Effettuavano lo spegnimento della calce nell’incavo naturale che si trova tra la grotta grande e quella del lavatoio: ancora oggi è visibile, la fascia bianca lasciata dalla calce nella parte più in basso della roccia.
Dopo la cisterna, avendo necessità di una base di appoggio in piano, probabilmente avranno dedicato i loro sforzi alla costruzione dei muri di sostegno del perimetro esterno, alcuni tuttora ben visibili, per poter disporre di un piano di appoggio stabile per la costruzione del convento.
Il muro che cinge la parte ovest dell’eremo, verso la grotta detta dei “Partigiani”, mostra uno spessore di notevole consistenza ed e stato spiccato sfruttando ogni più piccola possibilità di appoggio della roccia che va a picco verso il fiume.
Sul terreno ormai livellato e stabile hanno provveduto a costruire il convento realizzandolo su un piano terra, primo piano e sottotetto; il piano terra in parte rimane sepolto sotto le macerie, ma da quanto e visibile si intuisce che questo era attraversato da un corridoio che immetteva sulle varie stanze o celle. Dalla stanza che risulta essere la più grande e probabilmente adibita a refettorio, si può accedere all’interno della grotta passando dietro l’altare.
Al primo piano si accedeva tramite una rampa di scale tuttora intatte che si ergono alla destra dell’entrata alla grotta.
Giunti alla sommità, rivolgendo lo sguardo verso destra e quindi contro la roccia, si notano i fori di appoggio delle travi che costituivano il solaio del sottotetto nonché quelli del tetto che per non subire infiltrazioni di acqua era stato infilato in un taglio di roccia trasversale fatto dai frati stessi.
L’eremo è di dimensioni notevoli considerando che le mura di sostegno si defilano lungo la roccia per una sessantina di metri e dall’entrata della grotta agli ultimi ruderi del convento ci sono venticinque metri. Nel 1587 ci vivevano sette frati, uno in meno che a San Liberato.

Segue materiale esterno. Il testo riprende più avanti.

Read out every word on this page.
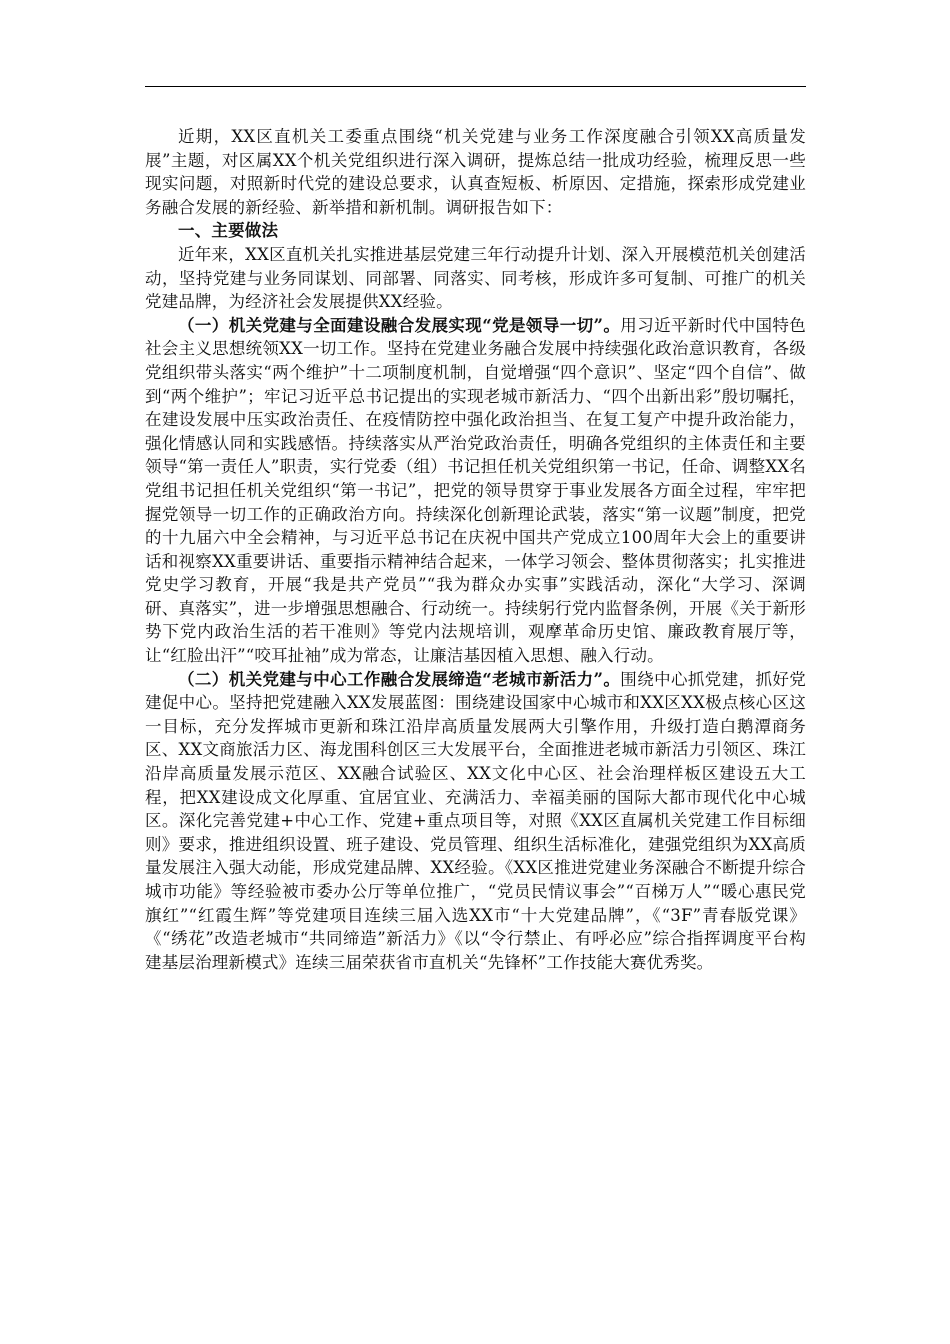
近期，XX区直机关工委重点围绕“机关党建与业务工作深度融合引领XX高质量发展”主题，对区属XX个机关党组织进行深入调研，提炼总结一批成功经验，梳理反思一些现实问题，对照新时代党的建设总要求，认真查短板、析原因、定措施，探索形成党建业务融合发展的新经验、新举措和新机制。调研报告如下：

一、主要做法

近年来，XX区直机关扎实推进基层党建三年行动提升计划、深入开展模范机关创建活动，坚持党建与业务同谋划、同部署、同落实、同考核，形成许多可复制、可推广的机关党建品牌，为经济社会发展提供XX经验。

（一）机关党建与全面建设融合发展实现“党是领导一切”。用习近平新时代中国特色社会主义思想统领XX一切工作。坚持在党建业务融合发展中持续强化政治意识教育，各级党组织带头落实“两个维护”十二项制度机制，自觉增强“四个意识”、坚定“四个自信”、做到“两个维护”；牢记习近平总书记提出的实现老城市新活力、“四个出新出彩”殷切嘱托，在建设发展中压实政治责任、在疫情防控中强化政治担当、在复工复产中提升政治能力，强化情感认同和实践感悟。持续落实从严治党政治责任，明确各党组织的主体责任和主要领导“第一责任人”职责，实行党委（组）书记担任机关党组织第一书记，任命、调整XX名党组书记担任机关党组织“第一书记”，把党的领导贯穿于事业发展各方面全过程，牢牢把握党领导一切工作的正确政治方向。持续深化创新理论武装，落实“第一议题”制度，把党的十九届六中全会精神，与习近平总书记在庆祝中国共产党成立100周年大会上的重要讲话和视察XX重要讲话、重要指示精神结合起来，一体学习领会、整体贯彻落实；扎实推进党史学习教育，开展“我是共产党员”“我为群众办实事”实践活动，深化“大学习、深调研、真落实”，进一步增强思想融合、行动统一。持续躬行党内监督条例，开展《关于新形势下党内政治生活的若干准则》等党内法规培训，观摩革命历史馆、廉政教育展厅等，让“红脸出汗”“咬耳扯袖”成为常态，让廉洁基因植入思想、融入行动。

（二）机关党建与中心工作融合发展缔造“老城市新活力”。围绕中心抓党建，抓好党建促中心。坚持把党建融入XX发展蓝图：围绕建设国家中心城市和XX区XX极点核心区这一目标，充分发挥城市更新和珠江沿岸高质量发展两大引擎作用，升级打造白鹅潭商务区、XX文商旅活力区、海龙围科创区三大发展平台，全面推进老城市新活力引领区、珠江沿岸高质量发展示范区、XX融合试验区、XX文化中心区、社会治理样板区建设五大工程，把XX建设成文化厚重、宜居宜业、充满活力、幸福美丽的国际大都市现代化中心城区。深化完善党建+中心工作、党建+重点项目等，对照《XX区直属机关党建工作目标细则》要求，推进组织设置、班子建设、党员管理、组织生活标准化，建强党组织为XX高质量发展注入强大动能，形成党建品牌、XX经验。《XX区推进党建业务深融合不断提升综合城市功能》等经验被市委办公厅等单位推广，“党员民情议事会”“百梯万人”“暖心惠民党旗红”“红霞生辉”等党建项目连续三届入选XX市“十大党建品牌”，《“3F”青春版党课》《“绣花”改造老城市“共同缔造”新活力》《以“令行禁止、有呼必应”综合指挥调度平台构建基层治理新模式》连续三届荣获省市直机关“先锋杯”工作技能大赛优秀奖。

Nel 1652, in occasione della soppressione di alcune piccole comunità, il convento della Grotta fu affiliato a quello di Colfano, il cui superiore provvedeva, nei giorni festivi o ricordativi, al servizio religioso per i pastori e per i carbonai della zona.
Col passare del tempo, non essendoci più una vera comunità, si ebbe il degrado dell’ambiente e la vegetazione prese il sopravvento, il terriccio ed i detriti portati dalle acque che dall’alto scendevano verso il Fiastrone, invasero l’interno della grotta che rimase quasi interamente sepolta.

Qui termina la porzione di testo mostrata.